The prognosis for VAD is good in the approximately 90% who do not succumb to the initial stroke.2 In the remaining patients there is usually a complete neurological recovery. The age of the patient, co-existing disease, and the presence of collateral circulation affect prognosis. The headache associated with VAD resolves in about 90% of patients but may continue for years.1 Our patient's complete recovery was in part due to the retrograde flow of blood into the affected vessel.

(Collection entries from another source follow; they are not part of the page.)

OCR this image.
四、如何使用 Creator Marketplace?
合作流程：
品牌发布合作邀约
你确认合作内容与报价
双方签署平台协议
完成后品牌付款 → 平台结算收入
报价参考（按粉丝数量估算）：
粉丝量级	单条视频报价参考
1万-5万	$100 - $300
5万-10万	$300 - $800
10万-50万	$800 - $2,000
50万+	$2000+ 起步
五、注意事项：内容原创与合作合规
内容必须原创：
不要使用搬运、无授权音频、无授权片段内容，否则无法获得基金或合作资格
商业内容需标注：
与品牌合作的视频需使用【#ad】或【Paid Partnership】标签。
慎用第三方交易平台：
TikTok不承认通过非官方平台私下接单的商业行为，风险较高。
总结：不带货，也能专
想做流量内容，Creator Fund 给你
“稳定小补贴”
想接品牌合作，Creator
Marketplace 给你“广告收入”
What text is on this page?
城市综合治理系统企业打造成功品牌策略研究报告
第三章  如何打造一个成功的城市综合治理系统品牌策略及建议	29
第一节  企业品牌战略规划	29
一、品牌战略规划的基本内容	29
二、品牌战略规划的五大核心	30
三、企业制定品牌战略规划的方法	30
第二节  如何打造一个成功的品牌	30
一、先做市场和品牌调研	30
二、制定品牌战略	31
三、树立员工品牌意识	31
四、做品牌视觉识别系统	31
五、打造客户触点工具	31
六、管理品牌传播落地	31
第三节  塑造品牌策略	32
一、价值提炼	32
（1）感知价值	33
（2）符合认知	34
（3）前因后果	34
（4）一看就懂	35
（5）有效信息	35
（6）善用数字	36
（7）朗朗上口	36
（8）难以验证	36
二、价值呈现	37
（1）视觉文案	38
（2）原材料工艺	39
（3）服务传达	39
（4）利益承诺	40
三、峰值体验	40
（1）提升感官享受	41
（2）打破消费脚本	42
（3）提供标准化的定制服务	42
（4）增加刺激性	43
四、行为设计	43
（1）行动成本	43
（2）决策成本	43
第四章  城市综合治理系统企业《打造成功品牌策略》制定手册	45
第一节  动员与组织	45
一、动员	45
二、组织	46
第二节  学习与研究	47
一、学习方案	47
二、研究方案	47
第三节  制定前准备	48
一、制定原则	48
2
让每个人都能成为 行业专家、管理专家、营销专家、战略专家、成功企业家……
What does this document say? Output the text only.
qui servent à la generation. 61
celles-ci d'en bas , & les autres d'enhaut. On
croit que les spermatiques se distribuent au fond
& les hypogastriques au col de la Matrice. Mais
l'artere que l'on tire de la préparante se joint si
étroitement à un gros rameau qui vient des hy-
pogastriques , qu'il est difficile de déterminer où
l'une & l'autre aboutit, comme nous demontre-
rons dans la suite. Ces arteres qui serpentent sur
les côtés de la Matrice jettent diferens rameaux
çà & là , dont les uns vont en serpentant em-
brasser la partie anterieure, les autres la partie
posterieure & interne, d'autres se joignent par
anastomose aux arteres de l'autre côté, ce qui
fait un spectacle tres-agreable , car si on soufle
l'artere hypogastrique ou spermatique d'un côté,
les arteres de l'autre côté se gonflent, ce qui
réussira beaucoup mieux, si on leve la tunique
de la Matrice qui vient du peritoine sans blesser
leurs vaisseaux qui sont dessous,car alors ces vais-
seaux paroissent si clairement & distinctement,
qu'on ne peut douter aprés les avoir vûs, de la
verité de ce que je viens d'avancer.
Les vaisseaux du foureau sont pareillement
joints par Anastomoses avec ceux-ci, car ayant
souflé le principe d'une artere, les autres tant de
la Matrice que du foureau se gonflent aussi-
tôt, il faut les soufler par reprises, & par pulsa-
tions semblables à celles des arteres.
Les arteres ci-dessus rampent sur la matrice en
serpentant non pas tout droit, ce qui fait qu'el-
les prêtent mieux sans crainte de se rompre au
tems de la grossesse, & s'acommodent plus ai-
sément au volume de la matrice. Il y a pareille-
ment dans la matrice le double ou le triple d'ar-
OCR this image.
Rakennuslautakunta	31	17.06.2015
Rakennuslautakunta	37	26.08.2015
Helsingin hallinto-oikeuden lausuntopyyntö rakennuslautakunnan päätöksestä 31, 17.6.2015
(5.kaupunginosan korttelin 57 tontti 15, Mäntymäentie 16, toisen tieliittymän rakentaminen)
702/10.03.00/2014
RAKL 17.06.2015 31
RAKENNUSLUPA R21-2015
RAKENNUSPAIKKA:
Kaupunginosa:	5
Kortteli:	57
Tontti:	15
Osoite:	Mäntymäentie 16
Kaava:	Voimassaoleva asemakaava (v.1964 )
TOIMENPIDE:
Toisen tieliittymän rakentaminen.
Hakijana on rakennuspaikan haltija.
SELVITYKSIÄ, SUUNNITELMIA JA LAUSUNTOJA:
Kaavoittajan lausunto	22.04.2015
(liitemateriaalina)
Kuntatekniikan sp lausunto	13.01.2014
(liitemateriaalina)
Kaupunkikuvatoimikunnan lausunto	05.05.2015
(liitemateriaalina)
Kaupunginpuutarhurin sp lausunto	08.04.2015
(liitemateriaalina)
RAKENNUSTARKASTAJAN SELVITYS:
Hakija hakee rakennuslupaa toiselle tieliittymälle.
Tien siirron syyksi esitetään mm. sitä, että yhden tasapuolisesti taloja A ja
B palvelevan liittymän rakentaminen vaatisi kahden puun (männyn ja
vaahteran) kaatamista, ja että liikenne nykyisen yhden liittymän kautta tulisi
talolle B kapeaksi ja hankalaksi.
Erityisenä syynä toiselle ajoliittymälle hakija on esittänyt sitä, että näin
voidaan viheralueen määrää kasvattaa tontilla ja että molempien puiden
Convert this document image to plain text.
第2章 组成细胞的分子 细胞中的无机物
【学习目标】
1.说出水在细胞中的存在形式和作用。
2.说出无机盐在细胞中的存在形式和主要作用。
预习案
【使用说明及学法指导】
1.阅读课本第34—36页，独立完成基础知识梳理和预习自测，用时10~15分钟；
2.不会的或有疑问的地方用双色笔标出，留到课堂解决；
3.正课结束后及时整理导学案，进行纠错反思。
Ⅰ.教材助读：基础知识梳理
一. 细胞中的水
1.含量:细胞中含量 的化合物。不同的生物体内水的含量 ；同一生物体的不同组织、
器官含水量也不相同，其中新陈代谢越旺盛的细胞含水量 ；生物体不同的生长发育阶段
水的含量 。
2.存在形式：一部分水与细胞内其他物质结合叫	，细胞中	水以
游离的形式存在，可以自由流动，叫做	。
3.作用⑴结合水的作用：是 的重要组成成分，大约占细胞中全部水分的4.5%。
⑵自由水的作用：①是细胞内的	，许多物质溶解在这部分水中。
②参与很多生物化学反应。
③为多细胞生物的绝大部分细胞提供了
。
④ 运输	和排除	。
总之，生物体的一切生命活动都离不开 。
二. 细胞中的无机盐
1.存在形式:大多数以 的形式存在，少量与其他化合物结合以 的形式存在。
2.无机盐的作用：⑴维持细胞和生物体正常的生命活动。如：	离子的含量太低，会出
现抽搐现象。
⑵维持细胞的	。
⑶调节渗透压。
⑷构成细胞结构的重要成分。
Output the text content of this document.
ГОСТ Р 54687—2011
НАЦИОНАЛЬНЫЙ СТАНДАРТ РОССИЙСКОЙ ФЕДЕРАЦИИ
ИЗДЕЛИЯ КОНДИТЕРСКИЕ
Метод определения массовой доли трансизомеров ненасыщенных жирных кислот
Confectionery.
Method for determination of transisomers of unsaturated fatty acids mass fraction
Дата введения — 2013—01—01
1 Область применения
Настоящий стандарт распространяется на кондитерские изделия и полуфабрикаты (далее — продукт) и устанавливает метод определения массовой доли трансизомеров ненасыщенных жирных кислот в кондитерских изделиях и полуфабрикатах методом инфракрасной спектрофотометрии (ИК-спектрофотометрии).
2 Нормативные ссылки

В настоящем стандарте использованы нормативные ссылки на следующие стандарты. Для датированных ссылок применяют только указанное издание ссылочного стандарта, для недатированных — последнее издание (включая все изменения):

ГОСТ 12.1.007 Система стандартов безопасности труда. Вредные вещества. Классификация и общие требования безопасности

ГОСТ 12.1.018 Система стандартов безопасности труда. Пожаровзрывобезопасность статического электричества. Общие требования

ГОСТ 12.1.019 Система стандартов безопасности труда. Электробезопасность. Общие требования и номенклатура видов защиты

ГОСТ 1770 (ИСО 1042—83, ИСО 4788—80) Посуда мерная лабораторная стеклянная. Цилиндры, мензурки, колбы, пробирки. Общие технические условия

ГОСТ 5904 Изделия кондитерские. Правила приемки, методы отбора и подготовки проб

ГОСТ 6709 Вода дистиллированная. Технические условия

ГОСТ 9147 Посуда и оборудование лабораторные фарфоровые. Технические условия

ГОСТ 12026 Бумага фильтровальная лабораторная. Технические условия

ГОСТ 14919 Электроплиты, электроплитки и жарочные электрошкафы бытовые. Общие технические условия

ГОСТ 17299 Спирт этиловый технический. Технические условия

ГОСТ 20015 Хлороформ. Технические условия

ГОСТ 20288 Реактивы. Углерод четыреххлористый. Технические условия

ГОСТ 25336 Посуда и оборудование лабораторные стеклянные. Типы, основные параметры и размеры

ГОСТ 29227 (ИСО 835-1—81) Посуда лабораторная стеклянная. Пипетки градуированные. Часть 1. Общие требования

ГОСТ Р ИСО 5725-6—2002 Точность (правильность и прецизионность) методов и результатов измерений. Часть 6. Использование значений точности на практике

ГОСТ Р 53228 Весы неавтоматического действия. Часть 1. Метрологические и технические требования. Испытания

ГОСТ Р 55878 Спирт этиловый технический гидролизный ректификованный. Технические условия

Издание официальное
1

Vertebral artery dissection is often misdiagnosed as muscloskeletal pain or migraine. Even when a more serious diagnosis like subarachnoid hemorrhage is considered, the traditional methods to diagnose this condition (CT and/or lumbar puncture) will often be negative, and the diagnosis depends on a high index of suspicion. VAD should be considered in younger patients presenting with stroke-like syndromes -- particularly when accompanied or preceded by headache or neck pain. The identification of a preceding rotational or hyperextension injury, however trivial, increases the likelihood of this rare but dangerous condition.
References
- Schievink WI. Spontaneous dissection of the carotid and vertebral arteries. N Engl J Med 2002;12:898-906.
- Stahner SA, Raps EC, Mines DI. Carotid and vertebral artery dissections. Emerg Med Clin N Am 1997;15:677-98.